Partners of the Free Clinic at Madison College: Madison College · Ascendium Education Group · UW-Madison Law School · Community Justice, Inc. · Legal Action of Wisconsin · City of Madison Department of Civil Rights · Community Immigration Law Clinic · Schuster Family Law Sponsored by the State Bar of Wisconsin Pro Bono Program

Wisconsin Women's Hive - Bee Mine Happy Hour!
Thursday, February 27, 2020
6 PM - 8 PM

Vintage Brewing Co. Madison West
674 S. Whitney Way, Madison

The Wisconsin Women's Hive invites you to join us for drinks at Vintage Brewing Co. Madison West! We will have information about the Hive, our 2020 initiatives, and upcoming craft nights!

Madison Writing Assistance - General and Job Related Writing Help
Friday, February 28, 2020

3 PM - 6 PM
Sequoya Library - Study Room 103
4340 Tokay Blvd., Madison

Free one-on-one coaching sessions for writing projects of any kind, including resumes and cover letters, school assignments, personal letters, applications, forms, newsletters, articles, memoirs, poems or any other kind of writing. Basic computer help, such as setting up email accounts, searching for jobs online, or filling out online job applications, is also available. Call or visit the library to sign up for a 45 minute appointment.

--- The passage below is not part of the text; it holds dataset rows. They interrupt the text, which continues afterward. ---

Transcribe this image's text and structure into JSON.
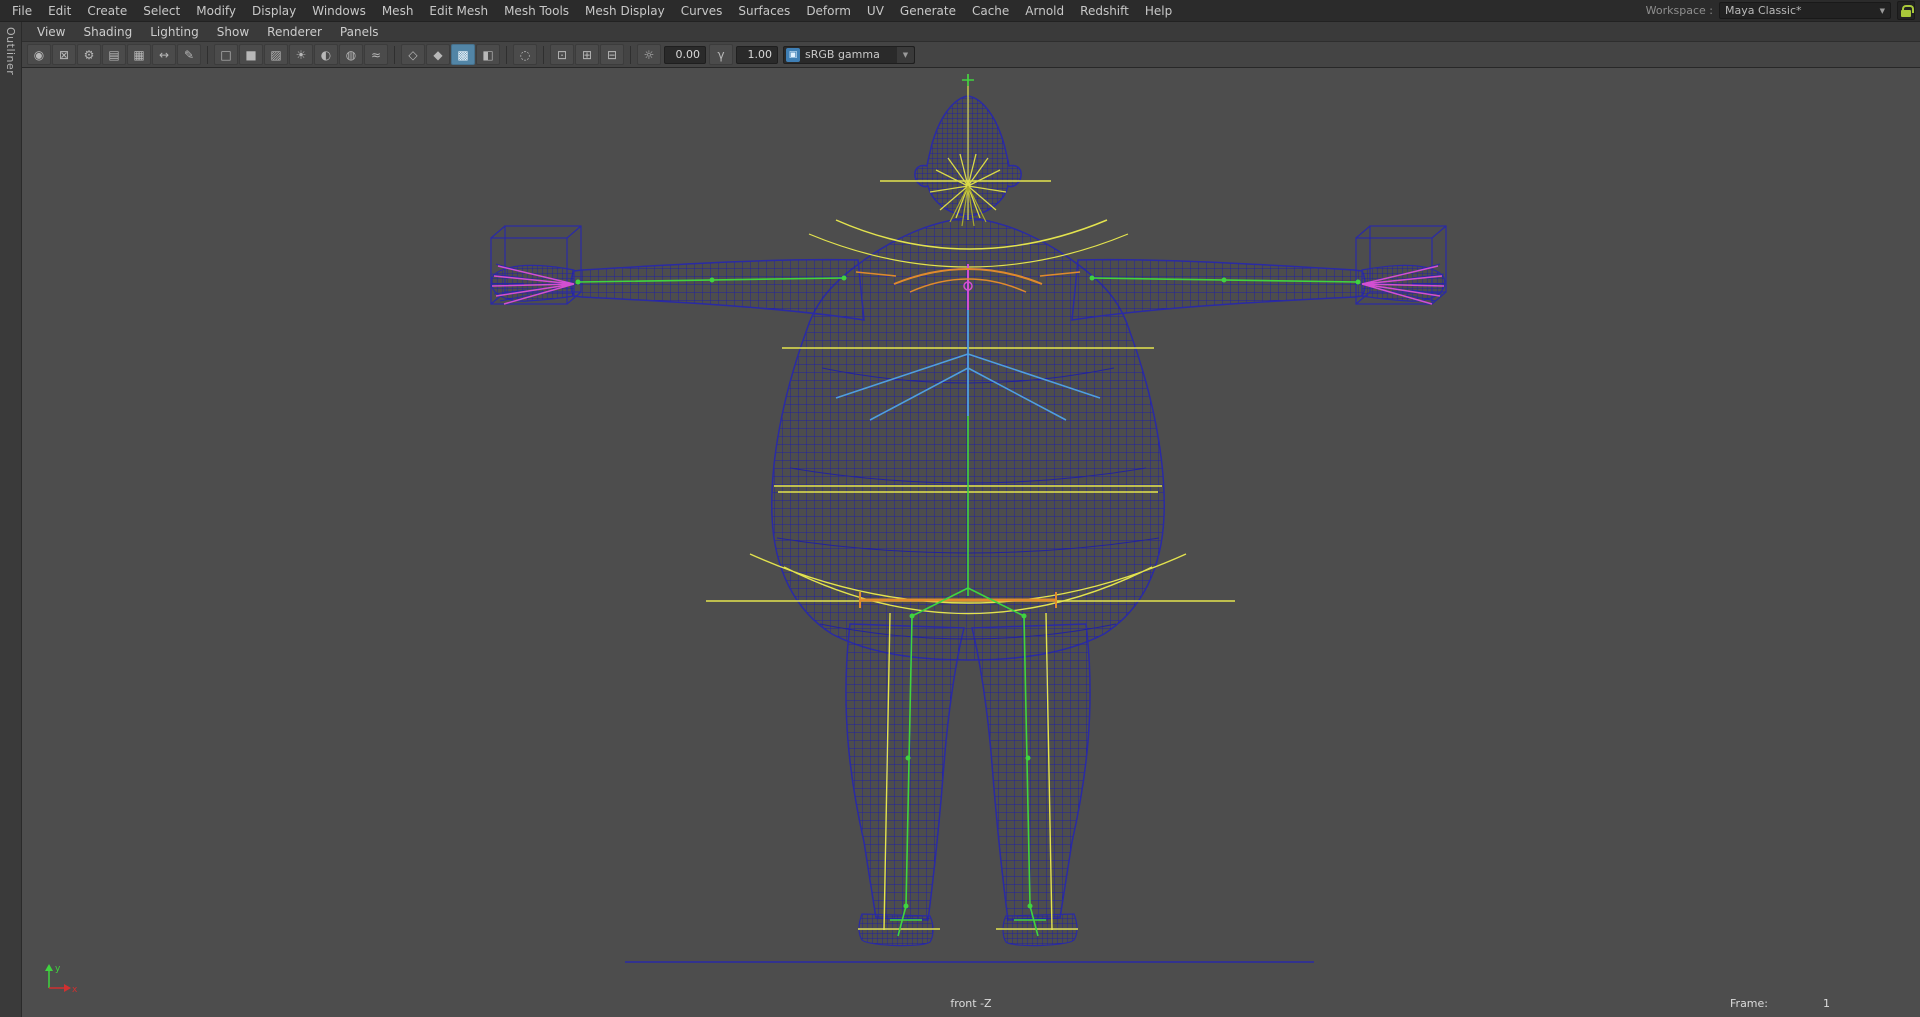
{
  "colors": {
    "viewport_bg": "#4d4d4d",
    "menubar_bg": "#2b2b2b",
    "panel_bg": "#3a3a3a",
    "toolbar_bg": "#444444",
    "wireframe": "#2a2aa5",
    "wireframe_grid": "#22229e",
    "rig_yellow": "#e3e34e",
    "rig_olive": "#a8a832",
    "rig_green": "#3fd43f",
    "rig_blue": "#4f9fe0",
    "rig_orange": "#e08a2d",
    "rig_magenta": "#d24fd2",
    "active_icon_bg": "#5285a6",
    "lock_green": "#a9c93a"
  },
  "main_menu": {
    "items": [
      "File",
      "Edit",
      "Create",
      "Select",
      "Modify",
      "Display",
      "Windows",
      "Mesh",
      "Edit Mesh",
      "Mesh Tools",
      "Mesh Display",
      "Curves",
      "Surfaces",
      "Deform",
      "UV",
      "Generate",
      "Cache",
      "Arnold",
      "Redshift",
      "Help"
    ]
  },
  "workspace": {
    "label": "Workspace :",
    "value": "Maya Classic*",
    "arrow": "▼"
  },
  "outliner_panel": {
    "label": "Outliner"
  },
  "panel_menu": {
    "items": [
      "View",
      "Shading",
      "Lighting",
      "Show",
      "Renderer",
      "Panels"
    ]
  },
  "toolbar": {
    "icons": [
      {
        "name": "select-camera-icon",
        "glyph": "◉"
      },
      {
        "name": "lock-camera-icon",
        "glyph": "⊠"
      },
      {
        "name": "camera-attributes-icon",
        "glyph": "⚙"
      },
      {
        "name": "bookmarks-icon",
        "glyph": "▤"
      },
      {
        "name": "image-plane-icon",
        "glyph": "▦"
      },
      {
        "name": "2d-pan-zoom-icon",
        "glyph": "↔"
      },
      {
        "name": "grease-pencil-icon",
        "glyph": "✎"
      },
      {
        "name": "wireframe-mode-icon",
        "glyph": "□"
      },
      {
        "name": "smooth-shade-mode-icon",
        "glyph": "■"
      },
      {
        "name": "textured-mode-icon",
        "glyph": "▨"
      },
      {
        "name": "use-all-lights-icon",
        "glyph": "☀"
      },
      {
        "name": "shadows-icon",
        "glyph": "◐"
      },
      {
        "name": "screen-space-ao-icon",
        "glyph": "◍"
      },
      {
        "name": "motion-blur-icon",
        "glyph": "≈"
      },
      {
        "name": "xray-icon",
        "glyph": "◇"
      },
      {
        "name": "xray-joints-icon",
        "glyph": "◆"
      },
      {
        "name": "wireframe-on-shaded-icon",
        "glyph": "▩"
      },
      {
        "name": "default-material-icon",
        "glyph": "◧"
      },
      {
        "name": "isolate-select-icon",
        "glyph": "◌"
      },
      {
        "name": "gate-mask-icon",
        "glyph": "⊡"
      },
      {
        "name": "field-chart-icon",
        "glyph": "⊞"
      },
      {
        "name": "safe-action-icon",
        "glyph": "⊟"
      },
      {
        "name": "exposure-icon",
        "glyph": "☼"
      },
      {
        "name": "gamma-icon",
        "glyph": "γ"
      },
      {
        "name": "color-management-icon",
        "glyph": "▣"
      }
    ],
    "exposure_value": "0.00",
    "gamma_value": "1.00",
    "view_transform": "sRGB gamma",
    "dropdown_arrow": "▼"
  },
  "viewport": {
    "camera_label": "front -Z",
    "frame_label": "Frame:",
    "frame_value": "1"
  }
}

Friday Night Features: JOKER (R)


Friday, February 28, 2020
6 PM - 8 PM
Alicia Ashman Library
733 N. High Point., Madison

In Gotham City, mentally troupbled comedian Arthur Fleck is disregarded and mistreated by society. He then embarks on a downward spiral of revolution and bloody crime. This path brings him fact-to-face with his alter-ego: the Joker. Starring Joaquin Phoenix, Robert DeNiro & Zazie Beetz. Award winning, popular films adults will enjoy. [R, 2hr 2min, Crime|Drama|Thriller, 2019]



International Polar Bear Day
Saturday, February 29, 2020

11 AM - 3 PM
Henry Vilas Zoo
702 S. Randall Ave., Madison

Join the zoo's polar bears, Nuniq and Beret, and learn about ways you can take action to protect their habitat in the wild. Take a thumb print pledge in the Glacier Grille, or head on over to the Discovery Center to ride the MGE Pedal Power Bike!

International Festival 2020
Saturday, February 29, 2020

10 AM - 5 PM
Overture Center for the Arts
201 State St., Madison

YOUR PASSPORT TO THE ARTS Celebrate the rich cultural heritage within our community and enjoy more than 30 FREE performances throughout the Overture Center by artists who call Dane County home. Indulge in cuisines from around the world, browse stunning arts and crafts available for purchase and learn about the many local businesses with global connections. Find more information at overture.org/events/international-festival

This project is supported by Ho-Chunk Gaming Madison, the Arts Access Fund, a component of the Madison Community Foundation, and Dane Arts.